Second, I'm sorry some other person didn't answer your post, because I am a newbie with no answers!

I have a link that might help you...don't know, but it's the best I can do! Good luck, and welcome to BYC (even though I bet you are not feeling so welcomed :( )


Chicken illness links

Excellent descriptions and symptom chart at the end:
http://edis.ifas.ufl.edu/ps044

Common stuff, good article
http://www.motherearthnews.com/sustainable-farming/chicken-diseases-and-treatment-zmaz74zhol.aspx
 
Hi Steel15,

I've had a flock with IB, so I'll try to help if I can. However I never saw it result in peritonitis, so presuming you had your flock tested and officially found to have IB, it sounds like you have a fairly pathogenic case.

In my experience IB was a very fast-progressing disease that went through the whole flock in about 2 weeks, sounded absolutely terrible (rattles, rales, gurgles, mucus all over the shop) but aside from wrinkly shells in pullets and watery whites in older birds it was no great drama. Maybe that was a low-pathogenicity strain; also my birds weren't carrying other illnesses like mycoplasma gallisepticum (the dreaded CRD germ), so they recovered quickly.

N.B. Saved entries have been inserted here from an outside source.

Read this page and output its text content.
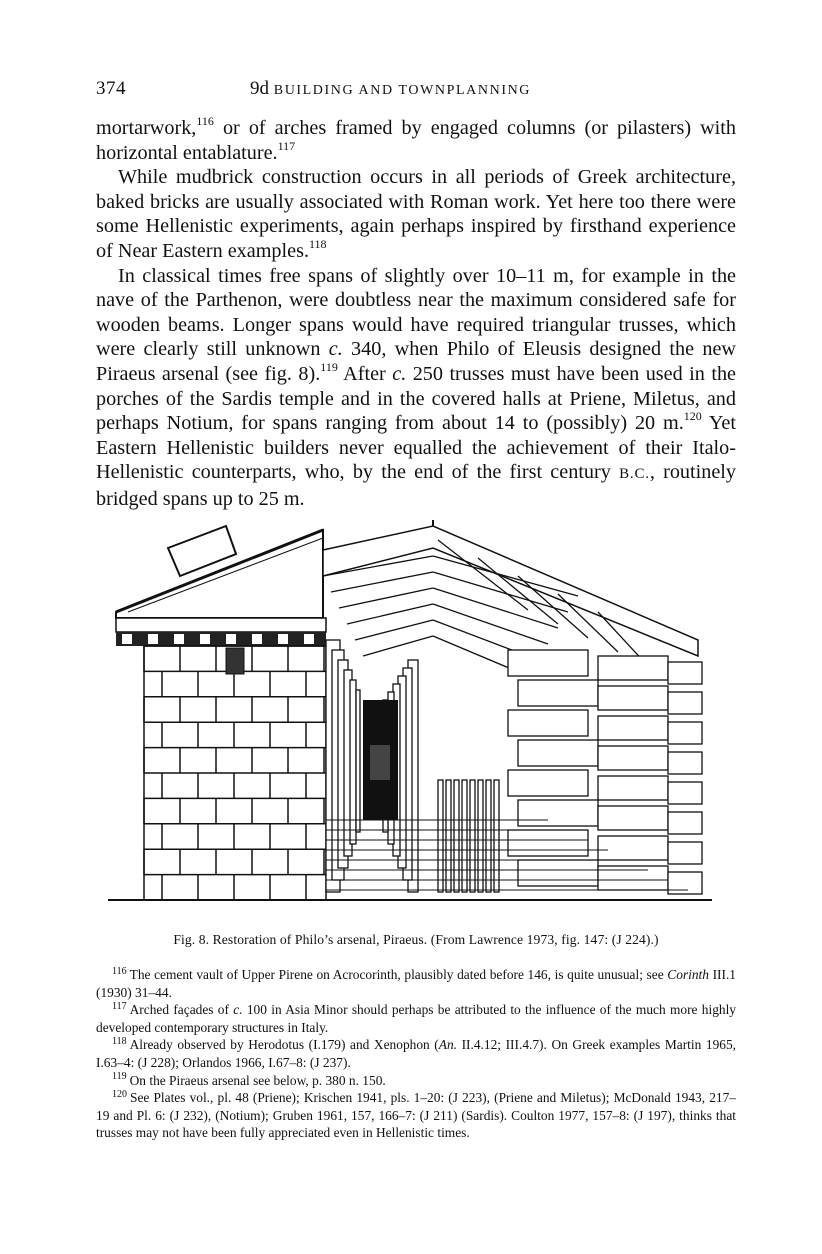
374	9d BUILDING AND TOWNPLANNING

mortarwork,$^{116}$ or of arches framed by engaged columns (or pilasters) with horizontal entablature.$^{117}$

While mudbrick construction occurs in all periods of Greek architecture, baked bricks are usually associated with Roman work. Yet here too there were some Hellenistic experiments, again perhaps inspired by firsthand experience of Near Eastern examples.$^{118}$

In classical times free spans of slightly over 10–11 m, for example in the nave of the Parthenon, were doubtless near the maximum considered safe for wooden beams. Longer spans would have required triangular trusses, which were clearly still unknown c. 340, when Philo of Eleusis designed the new Piraeus arsenal (see fig. 8).$^{119}$ After c. 250 trusses must have been used in the porches of the Sardis temple and in the covered halls at Priene, Miletus, and perhaps Notium, for spans ranging from about 14 to (possibly) 20 m.$^{120}$ Yet Eastern Hellenistic builders never equalled the achievement of their Italo-Hellenistic counterparts, who, by the end of the first century B.C., routinely bridged spans up to 25 m.

Fig. 8. Restoration of Philo’s arsenal, Piraeus. (From Lawrence 1973, fig. 147: (J 224).)

$^{116}$ The cement vault of Upper Pirene on Acrocorinth, plausibly dated before 146, is quite unusual; see Corinth III.1 (1930) 31–44.

$^{117}$ Arched façades of c. 100 in Asia Minor should perhaps be attributed to the influence of the much more highly developed contemporary structures in Italy.

$^{118}$ Already observed by Herodotus (I.179) and Xenophon (An. II.4.12; III.4.7). On Greek examples Martin 1965, I.63–4: (J 228); Orlandos 1966, I.67–8: (J 237).

$^{119}$ On the Piraeus arsenal see below, p. 380 n. 150.

$^{120}$ See Plates vol., pl. 48 (Priene); Krischen 1941, pls. 1–20: (J 223), (Priene and Miletus); McDonald 1943, 217–19 and Pl. 6: (J 232), (Notium); Gruben 1961, 157, 166–7: (J 211) (Sardis). Coulton 1977, 157–8: (J 197), thinks that trusses may not have been fully appreciated even in Hellenistic times.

Unfortunately, yes it does produce carriers, and it's likely any new birds you bring in will get the disease. You may also find the birds that don't have it succumb later on (it can appear at various times in a flock containing carriers). I saw it reappear variously over 2 years, and I had great trouble getting pullets to lay without them developing symptoms (and unfortunately ruining their shell system in the process), so in the end I sadly culled and began again with new birds. I could probably have started vaccinating chicks to beat it that way, but I felt the most likely source of contagion in the first place was a vaccinated pullet (to my reading they could shed live virus -- I don't know if that's true but it was a concern for me at the time) so I culled.

It's totally your decision what to do, but for me a closed flock would be a must, and I'd try to keep all wild birds away as I seem to remember reading they could spread it. Especially keep your birds away from younger pullets.

I'm no expert, so read around. Sorry I can't help much.

best of luck
Erica
 
I treated mine with amoxicillian, probios and poly vi sol vitamins without iron. The worst hens, I'd put 2 drops of vitamins down the beak twice a day. I also put 1ml vitamins in their water changing that daily. The antibiotics and probiotics was mixed in wet mash.

My nearly dead chicks all survived, but they are all carriers. They acquired this illness from one chick knocking over the waterer at night and getting chilled. They are just over a year old and doing well.

Good luck!

I'm pretty sure the vitamins helped the best! Poly vi sol is a miracle when it comes to sick chicks.